EVERETT – Verizon tapped its local office to play a vital role when the company launched a new software-based service designed to help people juggle their modern communications devices.
Inside Verizon’s near-windowless tower at the Everett intersection of E. Casino Road and Evergreen Way, the company organized a technical support team in time for the rollout of the service, called iobi.
Almost a year later, 20 employees and three managers work in the call center, helping to answer hundreds of calls and e-mail messages from iobi subscribers across the nation.
It’s the first national customer support center Verizon has placed in Everett, which also is home to the telecommunications giant’s Northwest headquarters and regional call centers. Across Snohomish County, the company employs about 1,400 people.

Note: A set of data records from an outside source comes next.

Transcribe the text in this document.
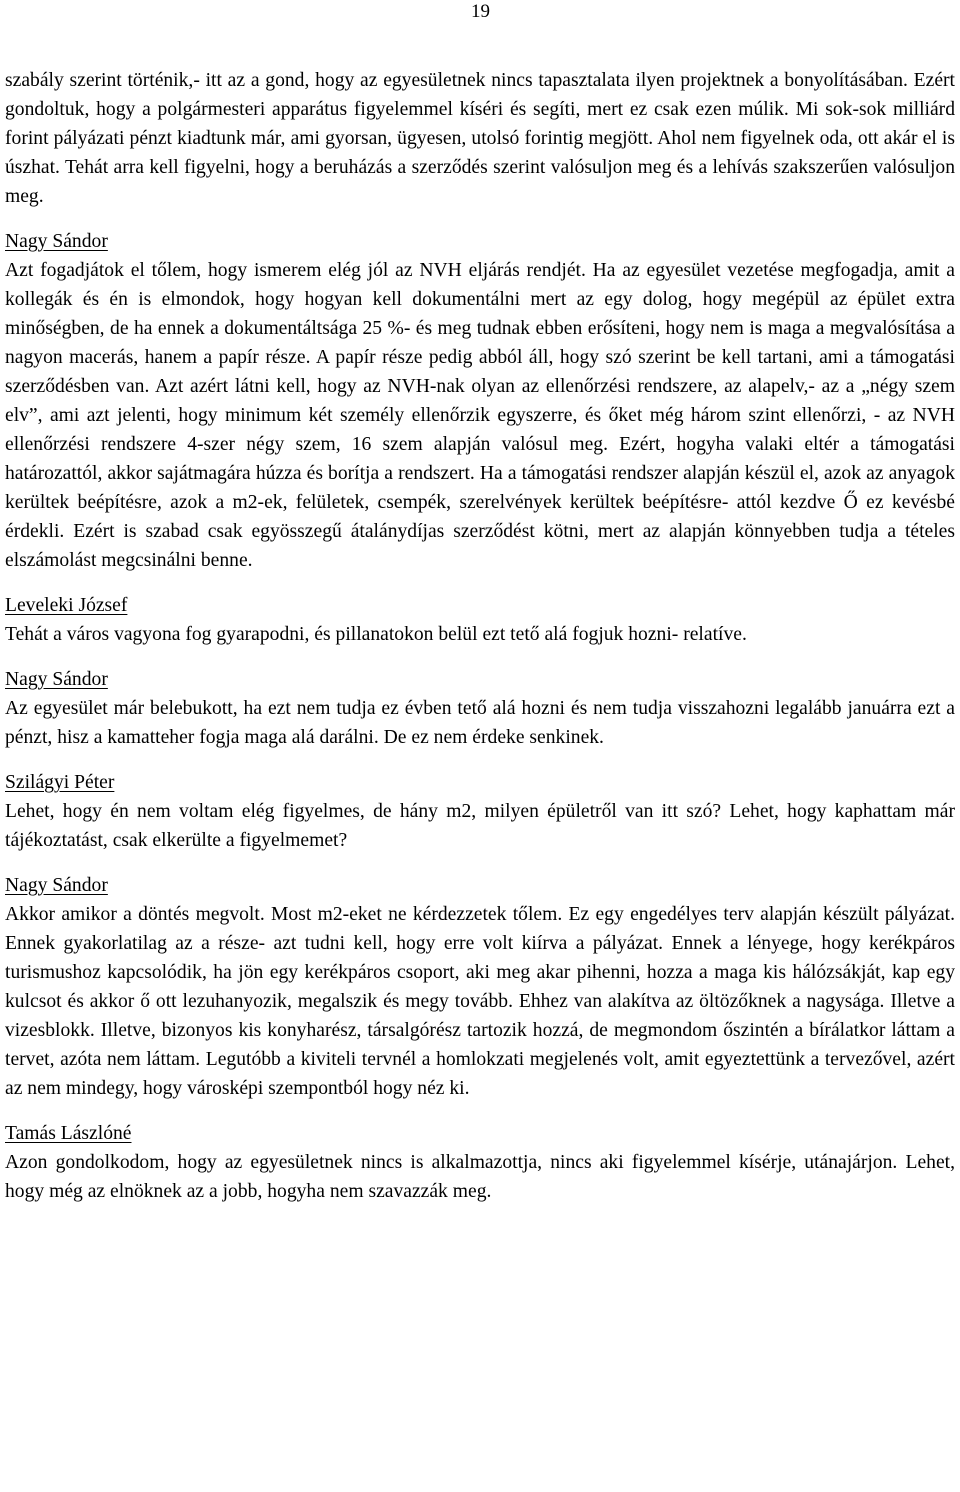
19

szabály szerint történik,- itt az a gond, hogy az egyesületnek nincs tapasztalata ilyen projektnek a bonyolításában. Ezért gondoltuk, hogy a polgármesteri apparátus figyelemmel kíséri és segíti, mert ez csak ezen múlik. Mi sok-sok milliárd forint pályázati pénzt kiadtunk már, ami gyorsan, ügyesen, utolsó forintig megjött. Ahol nem figyelnek oda, ott akár el is úszhat. Tehát arra kell figyelni, hogy a beruházás a szerződés szerint valósuljon meg és a lehívás szakszerűen valósuljon meg.

Nagy Sándor

Azt fogadjátok el tőlem, hogy ismerem elég jól az NVH eljárás rendjét. Ha az egyesület vezetése megfogadja, amit a kollegák és én is elmondok, hogy hogyan kell dokumentálni mert az egy dolog, hogy megépül az épület extra minőségben, de ha ennek a dokumentáltsága 25 %- és meg tudnak ebben erősíteni, hogy nem is maga a megvalósítása a nagyon macerás, hanem a papír része. A papír része pedig abból áll, hogy szó szerint be kell tartani, ami a támogatási szerződésben van. Azt azért látni kell, hogy az NVH-nak olyan az ellenőrzési rendszere, az alapelv,- az a „négy szem elv”, ami azt jelenti, hogy minimum két személy ellenőrzik egyszerre, és őket még három szint ellenőrzi, - az NVH ellenőrzési rendszere 4-szer négy szem, 16 szem alapján valósul meg. Ezért, hogyha valaki eltér a támogatási határozattól, akkor sajátmagára húzza és borítja a rendszert. Ha a támogatási rendszer alapján készül el, azok az anyagok kerültek beépítésre, azok a m2-ek, felületek, csempék, szerelvények kerültek beépítésre- attól kezdve Ő ez kevésbé érdekli. Ezért is szabad csak egyösszegű átalánydíjas szerződést kötni, mert az alapján könnyebben tudja a tételes elszámolást megcsinálni benne.

Leveleki József

Tehát a város vagyona fog gyarapodni, és pillanatokon belül ezt tető alá fogjuk hozni- relatíve.

Nagy Sándor

Az egyesület már belebukott, ha ezt nem tudja ez évben tető alá hozni és nem tudja visszahozni legalább januárra ezt a pénzt, hisz a kamatteher fogja maga alá darálni. De ez nem érdeke senkinek.

Szilágyi Péter

Lehet, hogy én nem voltam elég figyelmes, de hány m2, milyen épületről van itt szó? Lehet, hogy kaphattam már tájékoztatást, csak elkerülte a figyelmemet?

Nagy Sándor

Akkor amikor a döntés megvolt. Most m2-eket ne kérdezzetek tőlem. Ez egy engedélyes terv alapján készült pályázat. Ennek gyakorlatilag az a része- azt tudni kell, hogy erre volt kiírva a pályázat. Ennek a lényege, hogy kerékpáros turismushoz kapcsolódik, ha jön egy kerékpáros csoport, aki meg akar pihenni, hozza a maga kis hálózsákját, kap egy kulcsot és akkor ő ott lezuhanyozik, megalszik és megy tovább. Ehhez van alakítva az öltözőknek a nagysága. Illetve a vizesblokk. Illetve, bizonyos kis konyharész, társalgórész tartozik hozzá, de megmondom őszintén a bírálatkor láttam a tervet, azóta nem láttam. Legutóbb a kiviteli tervnél a homlokzati megjelenés volt, amit egyeztettünk a tervezővel, azért az nem mindegy, hogy városképi szempontból hogy néz ki.

Tamás Lászlóné

Azon gondolkodom, hogy az egyesületnek nincs is alkalmazottja, nincs aki figyelemmel kísérje, utánajárjon. Lehet, hogy még az elnöknek az a jobb, hogyha nem szavazzák meg.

“They looked at a place where there would be space available and room for growth as it took off,” said Kevin Laverty, Verizon’s local spokesman. “And they were acutely aware of the market here in case they had to hire people from outside the company.”
As it turned out, only a few of the technicians recruited to handle iobi support came from Verizon’s ranks. Laverty said iobi’s support technicians require a different set of skills than those typically used by support staff for more traditional phone services.
Jim Fry, who works in the iobi support center, previously commuted daily from his Lynnwood home to a Microsoft call center. Then his job was moved to India. He now helps iobi subscribers on the early shift, which begins at 5 a.m., to handle calls from the East Coast.
Despite the shift from Microsoft, Fry said he feels at home in the new job.
“It’s not any different really. It’s knowing your product and knowing as much as you can about what will fix it and what will break it,” Fry said.
Rob Southern, who’s worked at Verizon for five years, said he and the other iobi technicians are not easily stumped. The Everett resident possesses self-taught know-how of computers and years of customer service experience.
“It may take a little time to figure the hard ones out, but we’ll eventually get it. Putting our heads together, we’ll find an answer,” Southern said.
On the rare occasions when it’s needed, Verizon has an upper-level technical wizard who can help to answer questions. The support center also can reach the developers of the iobi software, added Craig Lander, who supervises the support center.
Southern said the most common technical problem he’s dealt with is having the software synch up correctly with Microsoft’s Outlook Express e-mail platform. Fry said the majority of calls he handles are problems caused by user error.
While new software services sometimes experience a few more glitches than usual at first, both Fry and Southern said they haven’t dealt with many yelling customers.
“In the year that I’ve been here, I think I’ve had one upset customer,” Fry said. “Most are calm, cool and collected.”
Lander said the center, which began with a staff of 14, currently answers calls between 5 a.m. and 6 p.m. Monday through Saturday.
The staff and hours are likely to grow, however, as iobi does. Laverty said the company plans to have the service introduced in all of its markets across the U.S. by the year’s end.
“As we get busier, we’ll expand,” Lander said. “I anticipate when California rolls out (in the next two months), we’ll be hiring again.”